The cervical deformity in patients with KFS can alter the overall mechanical activity of the spine, as well as the compensatory properties of the spine for decelerating and rotatory forces, thus increasing the chance of spinal cord injury (SCI) following trauma [16,17,18,19,20]. Many mechanisms can make patients more susceptible to injury. Increased range of motion (ROM) of the segment adjacent to the fused vertebral body may lead to slippage of the adjacent vertebral body and altered disc stress, as well as cervical instability [16, 17, 20,21,22,23]. At the same time, the increased ROM will bring about laxity and damage to the proximal segment ligaments [24, 25]. The increased ROM will also result in an increased incidence of cervical disc herniation as well as SCI [17, 20, 22, 23]. What is more, spinal stenosis may also come with it. Therefore, patients with KFS may present with SCI following minor trauma [17, 26]. Treatments for KFS and SCI depend on the severity of the vertebral instability, presence or absence of disc herniation, and related neurological deficits [20, 27, 28]. In this case, with KFS at the C2-5 segment and spinal stenosis at the fused segment, the woman was vulnerable to SCI after a minor traumatic episode [29]. We considered giving internal fixation to C2-3 to reduce the spinal cord injury from the ROM of the C2-3 segment.

SCI can result in complete or incomplete impairment of motor, sensory and autonomic nervous functions below the level of lesion [30]. This woman presented with symptoms of BSS, a rare neurological disorder with incomplete SCI [31]. There are two types of BSS. one is a typical spinal cord hemisection with ipsilateral paralysis, loss of ipsilateral proprioception and vibratory sensation, and loss of contralateral nociceptive and temperature sensation [32]. The numbness in this syndrome was caused by disruption of the corticospinal tracts of the lower crossings so that the motor manifestations of the medulla oblongata were on the same side as the injury. Although BSS is an easily identifiable condition, its exact incidence rate is difficult to determine.
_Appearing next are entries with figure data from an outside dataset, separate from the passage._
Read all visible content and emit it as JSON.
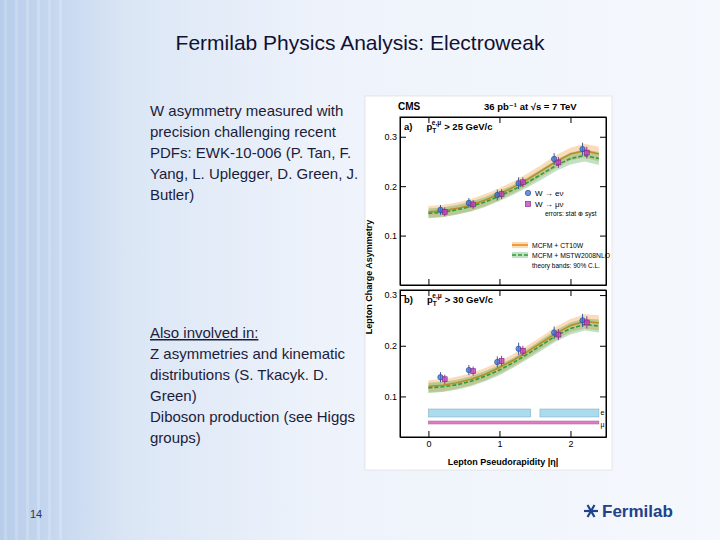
{
  "slide": {
    "title": "Fermilab Physics Analysis: Electroweak",
    "lines": [
      "W asymmetry measured with",
      "precision challenging recent",
      "PDFs:  EWK-10-006 (P. Tan, F.",
      "Yang, L. Uplegger, D. Green, J.",
      "Butler)"
    ],
    "also_heading": "Also involved in:",
    "also_lines": [
      "Z asymmetries and kinematic",
      "distributions (S. Tkacyk. D.",
      "Green)",
      "Diboson production (see Higgs",
      "groups)"
    ],
    "page_number": "14",
    "logo": "Fermilab"
  },
  "figure": {
    "experiment": "CMS",
    "luminosity": "36 pb⁻¹  at  √s = 7 TeV",
    "xlabel": "Lepton Pseudorapidity |η|",
    "ylabel": "Lepton Charge Asymmetry"
  },
  "chart_data": [
    {
      "type": "scatter",
      "panel_label": {
        "prefix": "a)",
        "symbol": "p",
        "sub": "T",
        "sup": "e,μ",
        "rest": "> 25 GeV/c"
      },
      "xlim": [
        -0.4,
        2.5
      ],
      "xticks": [
        0,
        1,
        2
      ],
      "ylim": [
        0.0,
        0.34
      ],
      "yticks": [
        0.1,
        0.2,
        0.3
      ],
      "tick_labels": "y",
      "annotations": [
        "errors: stat ⊕ syst",
        "theory bands: 90% C.L."
      ],
      "series": [
        {
          "name": "MCFM + CT10W",
          "type": "line",
          "color": "#f08a1c",
          "line_style": "solid",
          "x": [
            0,
            0.2,
            0.4,
            0.6,
            0.8,
            1.0,
            1.2,
            1.4,
            1.6,
            1.8,
            2.0,
            2.2,
            2.4
          ],
          "values": [
            0.148,
            0.15,
            0.155,
            0.162,
            0.172,
            0.184,
            0.198,
            0.214,
            0.232,
            0.25,
            0.265,
            0.272,
            0.265
          ],
          "errors": [
            0.012,
            0.012,
            0.012,
            0.012,
            0.012,
            0.012,
            0.012,
            0.012,
            0.012,
            0.013,
            0.013,
            0.014,
            0.015
          ]
        },
        {
          "name": "MCFM + MSTW2008NLO",
          "type": "line",
          "color": "#2f9a3a",
          "line_style": "dashed",
          "x": [
            0,
            0.2,
            0.4,
            0.6,
            0.8,
            1.0,
            1.2,
            1.4,
            1.6,
            1.8,
            2.0,
            2.2,
            2.4
          ],
          "values": [
            0.145,
            0.147,
            0.152,
            0.159,
            0.168,
            0.18,
            0.193,
            0.208,
            0.225,
            0.242,
            0.256,
            0.262,
            0.256
          ],
          "errors": [
            0.01,
            0.01,
            0.01,
            0.01,
            0.01,
            0.01,
            0.01,
            0.01,
            0.011,
            0.011,
            0.012,
            0.012,
            0.013
          ]
        },
        {
          "name": "W → eν",
          "type": "scatter",
          "color": "#3b6fd8",
          "marker": "circle",
          "x": [
            0.17,
            0.57,
            0.97,
            1.27,
            1.77,
            2.17
          ],
          "values": [
            0.152,
            0.166,
            0.182,
            0.206,
            0.255,
            0.275
          ],
          "errors": [
            0.01,
            0.01,
            0.011,
            0.012,
            0.012,
            0.013
          ]
        },
        {
          "name": "W → μν",
          "type": "scatter",
          "color": "#c03cc0",
          "marker": "square",
          "x": [
            0.23,
            0.63,
            1.03,
            1.33,
            1.83,
            2.23
          ],
          "values": [
            0.148,
            0.163,
            0.184,
            0.208,
            0.248,
            0.268
          ],
          "errors": [
            0.009,
            0.009,
            0.01,
            0.01,
            0.011,
            0.012
          ]
        }
      ]
    },
    {
      "type": "scatter",
      "panel_label": {
        "prefix": "b)",
        "symbol": "p",
        "sub": "T",
        "sup": "e,μ",
        "rest": "> 30 GeV/c"
      },
      "xlim": [
        -0.4,
        2.5
      ],
      "xticks": [
        0,
        1,
        2
      ],
      "ylim": [
        0.02,
        0.31
      ],
      "yticks": [
        0.1,
        0.2,
        0.3
      ],
      "bands": [
        {
          "name": "e",
          "color": "#a9dcef",
          "ranges": [
            [
              0,
              1.44
            ],
            [
              1.57,
              2.4
            ]
          ]
        },
        {
          "name": "μ",
          "color": "#e07cc4",
          "ranges": [
            [
              0,
              2.4
            ]
          ]
        }
      ],
      "series": [
        {
          "type": "line",
          "color": "#f08a1c",
          "line_style": "solid",
          "x": [
            0,
            0.2,
            0.4,
            0.6,
            0.8,
            1.0,
            1.2,
            1.4,
            1.6,
            1.8,
            2.0,
            2.2,
            2.4
          ],
          "values": [
            0.12,
            0.122,
            0.127,
            0.134,
            0.144,
            0.157,
            0.172,
            0.189,
            0.207,
            0.225,
            0.24,
            0.248,
            0.245
          ],
          "errors": [
            0.012,
            0.012,
            0.012,
            0.012,
            0.012,
            0.012,
            0.012,
            0.012,
            0.012,
            0.013,
            0.013,
            0.014,
            0.015
          ]
        },
        {
          "type": "line",
          "color": "#2f9a3a",
          "line_style": "dashed",
          "x": [
            0,
            0.2,
            0.4,
            0.6,
            0.8,
            1.0,
            1.2,
            1.4,
            1.6,
            1.8,
            2.0,
            2.2,
            2.4
          ],
          "values": [
            0.117,
            0.119,
            0.123,
            0.13,
            0.14,
            0.152,
            0.167,
            0.184,
            0.202,
            0.22,
            0.234,
            0.242,
            0.239
          ],
          "errors": [
            0.01,
            0.01,
            0.01,
            0.01,
            0.01,
            0.01,
            0.01,
            0.01,
            0.011,
            0.011,
            0.012,
            0.012,
            0.013
          ]
        },
        {
          "type": "scatter",
          "color": "#3b6fd8",
          "marker": "circle",
          "x": [
            0.17,
            0.57,
            0.97,
            1.27,
            1.77,
            2.17
          ],
          "values": [
            0.138,
            0.152,
            0.168,
            0.194,
            0.226,
            0.25
          ],
          "errors": [
            0.01,
            0.01,
            0.011,
            0.012,
            0.012,
            0.013
          ]
        },
        {
          "type": "scatter",
          "color": "#c03cc0",
          "marker": "square",
          "x": [
            0.23,
            0.63,
            1.03,
            1.33,
            1.83,
            2.23
          ],
          "values": [
            0.134,
            0.15,
            0.17,
            0.19,
            0.222,
            0.246
          ],
          "errors": [
            0.009,
            0.009,
            0.01,
            0.01,
            0.011,
            0.012
          ]
        }
      ]
    }
  ]
}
Besides, BBS may account for 2–4% of all traumatic SCI. The majority of patients currently have atypical BSS, which clinically presents with incomplete injuries, ipsilateral weakness, and the contralateral loss of pinprick and temperature sensation, but with intact proprioception and vibratory sensation. This results from the compression of the spinal cord with preservation of the posterior spinal cord [33, 34]. Some patients also presented with Honor Syndrome, mainly because of their impaired sympathetic fibers in the ipsilateral cervical spinal cord [32].

Judging from the woman’s symptoms, we concluded that previously she had KFS, which resulted in SCI without fracture and dislocation following minor trauma, with partial BSS. This partial BSS may be caused by the injury to her left ventral and lateral corticospinal tracts and the spinal thalamus tract.

Conclusion

In this case, the woman with KFS sustained BBS following a minor trauma event. The key to her treatment was a comprehensive pre-operative assessment of her physical condition, adequate pre-operative preparation, adequate intraoperative decompression, and post-operative rehabilitation and medication. She came to our hospital two year later for a post-operative check. We found her symptoms significantly improved, with ASIA Impairment Scale from grade B to grade D, and her ability to perform activities of daily living with aids. Patients with KFS should be well protected in their daily life to reduce the possibility of trauma. Our conclusion after follow-up is that relatively good surgical outcomes can be achieved if patients with KFS undergo surgery within a short period following trauma, and we hope there will be more follow-up literature.